Heyecanlanmıştım. Birinci Dünya Savaşı süresince gücümüzü öylesine tüketmiştik ki elimizde hiçbir şey kalmamıştı. Harplerden sağ kalanların ise ayakta duracak hâlleri yoktu."
"Nasıl olur Paşa’m?" diye yerimden fırladım.
Paşa sakindi:
"Aklınızdan geçenleri tahmin ediyorum, dedi; doğrudur. Görünüş tamamen aleyhimizde. Ama düşmanlarımız olan bu büyük devletlerin bir de iç yüzleri var."
"Nasıl Paşam?"
"Anlatayım. Siz sanıyor musunuz ki savaşı kazanmakla müttefikler aralarındaki bütün sorunları çözmüşlerdir. Aralarındaki asıl rekabet şimdi başlayacaktır.
Asırlarca birbirleriyle boğuşan Fransızlarla İngilizleri ortak düşman tehlikesi birleştirdi. Şimdi o eski rekabet, bıraktıkları yerden tekrar başlayacaktır. İtalya’nın da başı dertte. Onlar da her an bir iç karışıklık yaşayabilirler.
Sonuçta, Anadolu’da başlayacak bir millî direnişle hiçbiri mücadele edecek durumda değildir. Böyle bir mücadelenin tam sırasıdır." "Paşam, millî direniş... Güzel, ama neyle? Hangi askerle, hangi silahla,hangi parayla? Maalesef Paşa’m, kupkuru bir çölden farksız oldu bu güzel vatanımız."
"Öyle görünür Refii Cevat Bey, öyle görünür. Ama çölden bir hayat çıkarmak lazımdır. Çöl sanılan bu âlemde saklı ve kuvvetli hayat vardır. O, Türk milletidir. Eksik olan şey teşkilattır. Bu teşkilat organize edilebilirse vatan da millet de kurtulur."
Mustafa Kemal’e veda ettim; matbaaya geldim. Ne kafam almıştı ne mantığım. Daha doğrusu anlattıkları bana deli saçması gibi gelmişti. Matbaada arkadaşlar anlat diyorlardı; neler söyledi?
Anlattım: Şu sıralar Anadolu’ya geçilir, orada teşkilat kurulur, vatan bağımsızlığına kavuşur, millet de özgürlüğüne kavuşurmuş, anladınız mı arkadaşlar?

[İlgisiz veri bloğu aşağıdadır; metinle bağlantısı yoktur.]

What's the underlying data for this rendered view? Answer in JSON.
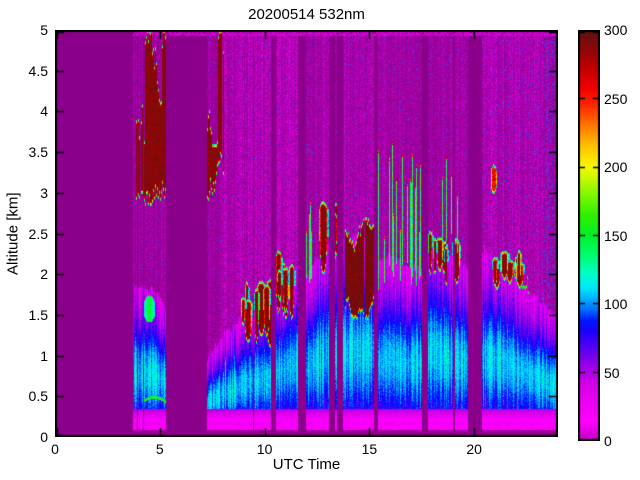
{
  "chart_data": {
    "type": "heatmap",
    "title": "20200514 532nm",
    "xlabel": "UTC Time",
    "ylabel": "Altitude [km]",
    "xlim": [
      0,
      24
    ],
    "ylim": [
      0,
      5
    ],
    "grid": false,
    "xticks": [
      {
        "v": 0,
        "label": "0"
      },
      {
        "v": 5,
        "label": "5"
      },
      {
        "v": 10,
        "label": "10"
      },
      {
        "v": 15,
        "label": "15"
      },
      {
        "v": 20,
        "label": "20"
      }
    ],
    "yticks": [
      {
        "v": 0,
        "label": "0"
      },
      {
        "v": 0.5,
        "label": "0.5"
      },
      {
        "v": 1,
        "label": "1"
      },
      {
        "v": 1.5,
        "label": "1.5"
      },
      {
        "v": 2,
        "label": "2"
      },
      {
        "v": 2.5,
        "label": "2.5"
      },
      {
        "v": 3,
        "label": "3"
      },
      {
        "v": 3.5,
        "label": "3.5"
      },
      {
        "v": 4,
        "label": "4"
      },
      {
        "v": 4.5,
        "label": "4.5"
      },
      {
        "v": 5,
        "label": "5"
      }
    ],
    "colorbar": {
      "min": 0,
      "max": 300,
      "position": "right",
      "ticks": [
        {
          "v": 0,
          "label": "0"
        },
        {
          "v": 50,
          "label": "50"
        },
        {
          "v": 100,
          "label": "100"
        },
        {
          "v": 150,
          "label": "150"
        },
        {
          "v": 200,
          "label": "200"
        },
        {
          "v": 250,
          "label": "250"
        },
        {
          "v": 300,
          "label": "300"
        }
      ],
      "stops": [
        [
          0,
          "#C400C4"
        ],
        [
          14,
          "#FF00FF"
        ],
        [
          40,
          "#D800E8"
        ],
        [
          55,
          "#9900E8"
        ],
        [
          68,
          "#5500F2"
        ],
        [
          80,
          "#1A00FA"
        ],
        [
          88,
          "#0018FF"
        ],
        [
          96,
          "#0070FF"
        ],
        [
          104,
          "#00B4FF"
        ],
        [
          112,
          "#00E8F8"
        ],
        [
          122,
          "#00FFC8"
        ],
        [
          135,
          "#00FF70"
        ],
        [
          150,
          "#00F028"
        ],
        [
          165,
          "#30F000"
        ],
        [
          180,
          "#80F800"
        ],
        [
          200,
          "#F8F800"
        ],
        [
          215,
          "#FFC400"
        ],
        [
          230,
          "#FF7800"
        ],
        [
          245,
          "#FF2800"
        ],
        [
          258,
          "#F00000"
        ],
        [
          275,
          "#B80000"
        ],
        [
          290,
          "#800A0A"
        ],
        [
          300,
          "#5E1010"
        ]
      ]
    },
    "colors": {
      "quiet": "#8B008B",
      "speckle": "#FA00FA",
      "axis": "#000000",
      "background": "#FFFFFF"
    },
    "features": {
      "quiet_end": 3.72,
      "gaps": [
        [
          3.9,
          3.96
        ],
        [
          4.18,
          4.24
        ],
        [
          5.3,
          7.25
        ],
        [
          9.43,
          9.5
        ],
        [
          10.33,
          10.55
        ],
        [
          11.58,
          11.97
        ],
        [
          13.05,
          13.35
        ],
        [
          13.45,
          13.75
        ],
        [
          15.2,
          15.4
        ],
        [
          17.5,
          17.78
        ],
        [
          19.0,
          19.1
        ],
        [
          19.72,
          20.35
        ]
      ],
      "noise_regions": [
        [
          3.72,
          5.3,
          0.5,
          0.03
        ],
        [
          7.25,
          7.97,
          0.45,
          0.03
        ],
        [
          7.97,
          9.43,
          0.8,
          0.05
        ],
        [
          9.5,
          10.33,
          0.85,
          0.05
        ],
        [
          10.55,
          11.58,
          0.9,
          0.05
        ],
        [
          11.97,
          12.75,
          0.6,
          0.05
        ],
        [
          12.75,
          13.05,
          0.7,
          0.05
        ],
        [
          13.35,
          13.45,
          0.5,
          0.05
        ],
        [
          13.75,
          15.2,
          0.75,
          0.06
        ],
        [
          15.4,
          16.5,
          0.55,
          0.05
        ],
        [
          16.5,
          17.5,
          0.5,
          0.05
        ],
        [
          17.78,
          19.0,
          0.55,
          0.06
        ],
        [
          19.1,
          19.72,
          0.65,
          0.06
        ],
        [
          20.35,
          21.3,
          0.8,
          0.08
        ],
        [
          21.3,
          23.3,
          0.85,
          0.1
        ],
        [
          23.3,
          24.0,
          0.62,
          0.28
        ]
      ],
      "aerosol": [
        {
          "t": [
            3.75,
            5.3
          ],
          "top": [
            1.8,
            1.62
          ]
        },
        {
          "t": [
            7.25,
            9.43
          ],
          "top": [
            0.95,
            1.5
          ]
        },
        {
          "t": [
            9.5,
            10.33
          ],
          "top": [
            1.5,
            1.6
          ]
        },
        {
          "t": [
            10.55,
            11.58
          ],
          "top": [
            1.85,
            1.95
          ]
        },
        {
          "t": [
            11.97,
            13.45
          ],
          "top": [
            2.05,
            2.3
          ]
        },
        {
          "t": [
            13.75,
            15.2
          ],
          "top": [
            2.45,
            2.5
          ]
        },
        {
          "t": [
            15.4,
            17.5
          ],
          "top": [
            2.15,
            2.0
          ]
        },
        {
          "t": [
            17.78,
            19.72
          ],
          "top": [
            2.35,
            1.95
          ]
        },
        {
          "t": [
            20.35,
            24.0
          ],
          "top": [
            2.3,
            1.35
          ],
          "fringe": [
            21.0,
            22.6
          ]
        }
      ],
      "extras": [
        {
          "type": "line",
          "t": [
            4.25,
            5.28
          ],
          "z": 0.45,
          "amp": 0.045,
          "value": 150
        },
        {
          "type": "patch",
          "t": [
            4.22,
            4.8
          ],
          "z": [
            1.42,
            1.74
          ],
          "value": 140
        }
      ],
      "clouds": [
        {
          "type": "tower",
          "t": [
            3.88,
            5.28
          ],
          "z": [
            2.85,
            5.0
          ],
          "density": 0.85
        },
        {
          "type": "tower",
          "t": [
            7.28,
            7.97
          ],
          "z": [
            2.9,
            5.0
          ],
          "density": 0.85
        },
        {
          "type": "cumulus",
          "t": [
            8.95,
            10.3
          ],
          "z": [
            1.1,
            1.95
          ],
          "density": 0.6
        },
        {
          "type": "cumulus",
          "t": [
            10.6,
            11.5
          ],
          "z": [
            1.35,
            2.3
          ],
          "density": 0.65
        },
        {
          "type": "streaks",
          "t": [
            12.0,
            12.75
          ],
          "z": [
            1.9,
            3.05
          ],
          "density": 0.35
        },
        {
          "type": "cumulus",
          "t": [
            12.78,
            13.6
          ],
          "z": [
            1.95,
            2.9
          ],
          "density": 0.55
        },
        {
          "type": "mass",
          "t": [
            13.85,
            15.18
          ],
          "z": [
            1.45,
            2.7
          ],
          "density": 0.95
        },
        {
          "type": "streaks",
          "t": [
            15.45,
            17.5
          ],
          "z": [
            1.8,
            3.7
          ],
          "density": 0.4
        },
        {
          "type": "cumulus",
          "t": [
            17.78,
            19.2
          ],
          "z": [
            1.85,
            2.55
          ],
          "density": 0.55
        },
        {
          "type": "streaks",
          "t": [
            18.3,
            19.6
          ],
          "z": [
            2.2,
            3.45
          ],
          "density": 0.22
        },
        {
          "type": "blob",
          "t": [
            20.78,
            21.1
          ],
          "z": [
            3.0,
            3.35
          ]
        },
        {
          "type": "cumulus",
          "t": [
            20.9,
            22.35
          ],
          "z": [
            1.8,
            2.3
          ],
          "density": 0.45
        }
      ],
      "bottom_band": {
        "glow_center_km": 0.17,
        "dark_below_km": 0.09,
        "top_km": 0.34
      }
    }
  }
}
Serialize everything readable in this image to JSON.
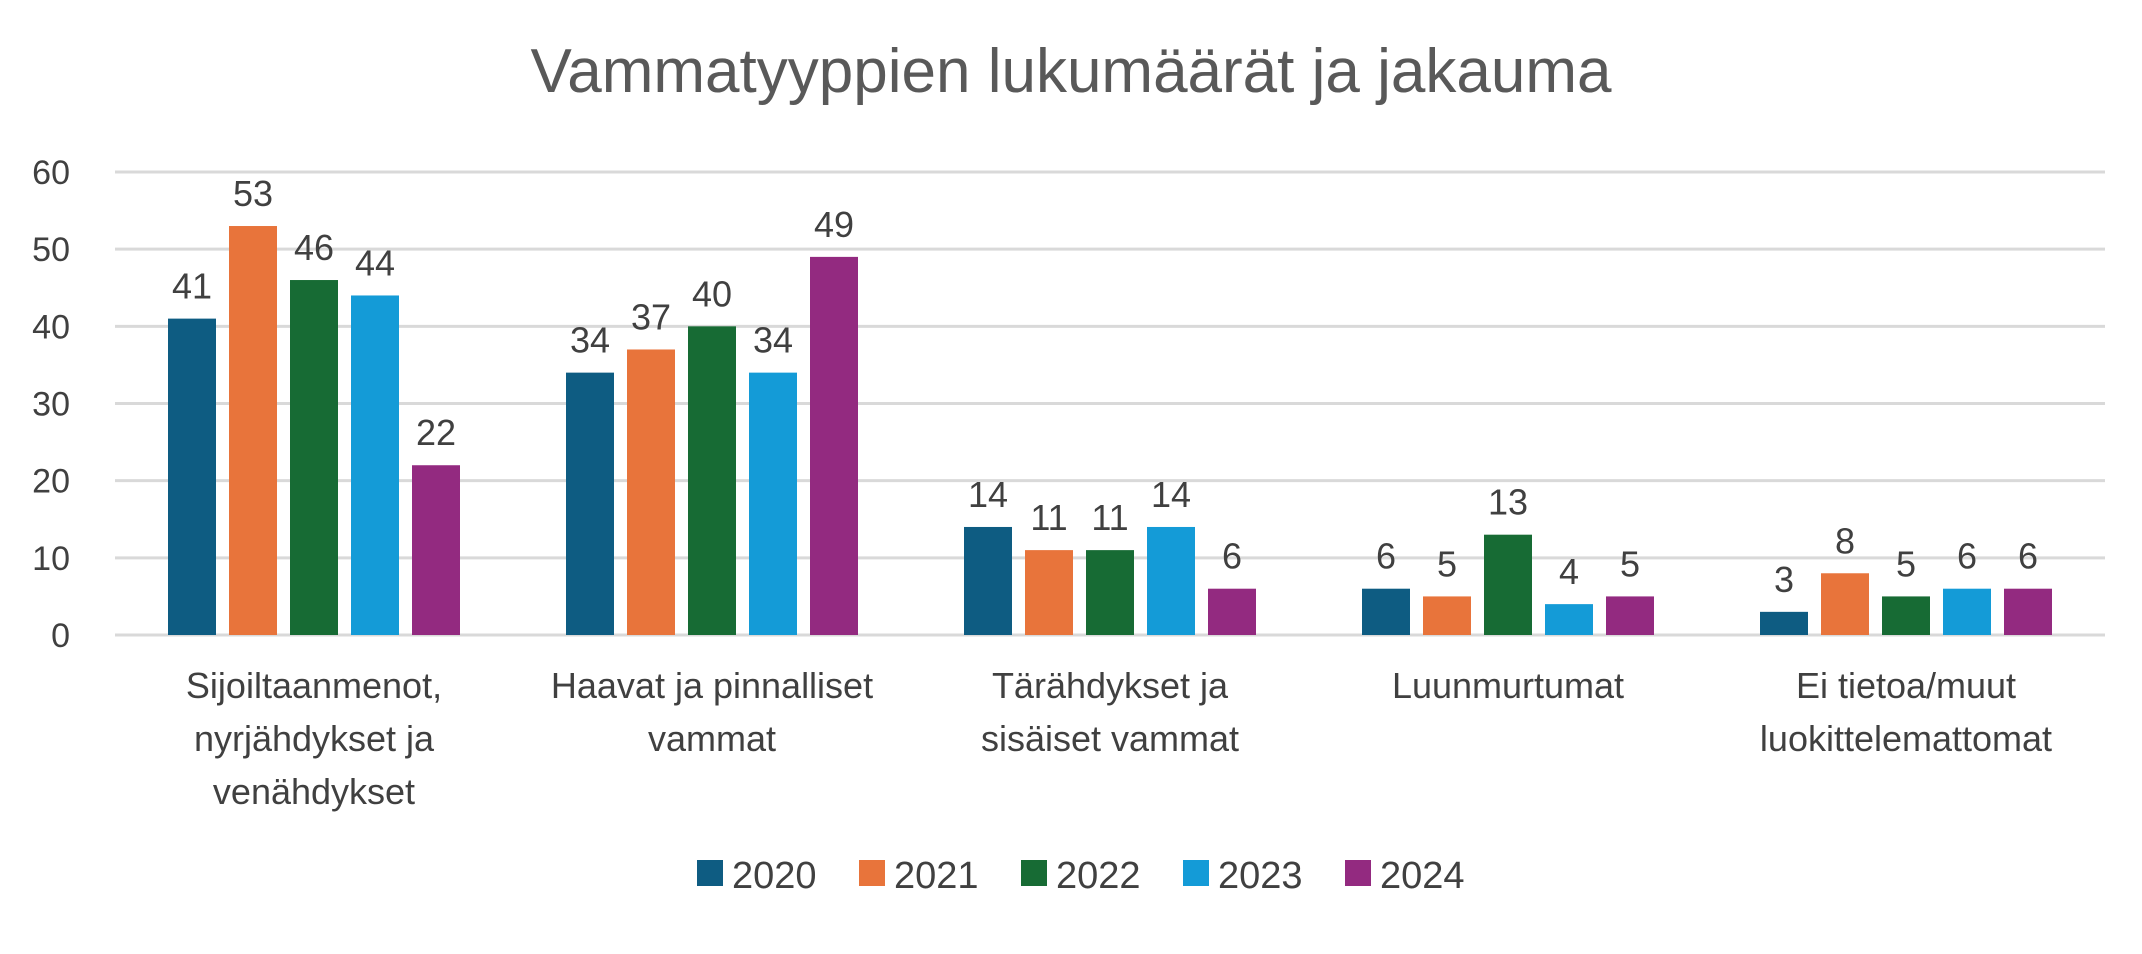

Bu deli değil, zırdeliymiş. O günlerde, o şartlar içinde İstiklal Mücadelesi’ne atılıp Türkiye’yi kurtarmaktan söz edenlere karşı herkes benim gibi düşünürdü. O günlerde böyle düşünen tek adam oydu; TEK ADAM !
İşte böyle eğer gerçekten dünya lideri olmak istiyorsanız dünyada olan bütün gelişmeleri takip etmekle beraber tarihi çok iyi bilmeniz gerekir.
Eğer Sevr Antlaşması ve onu doğuran nedenleri bilmiyor ya da Lozan Antlaşması’nın dünya tarihinin akışını değiştirdiğinden habersiz iseniz birilerinin lideri olabilirsiniz ama dünya lideri olamazsınız.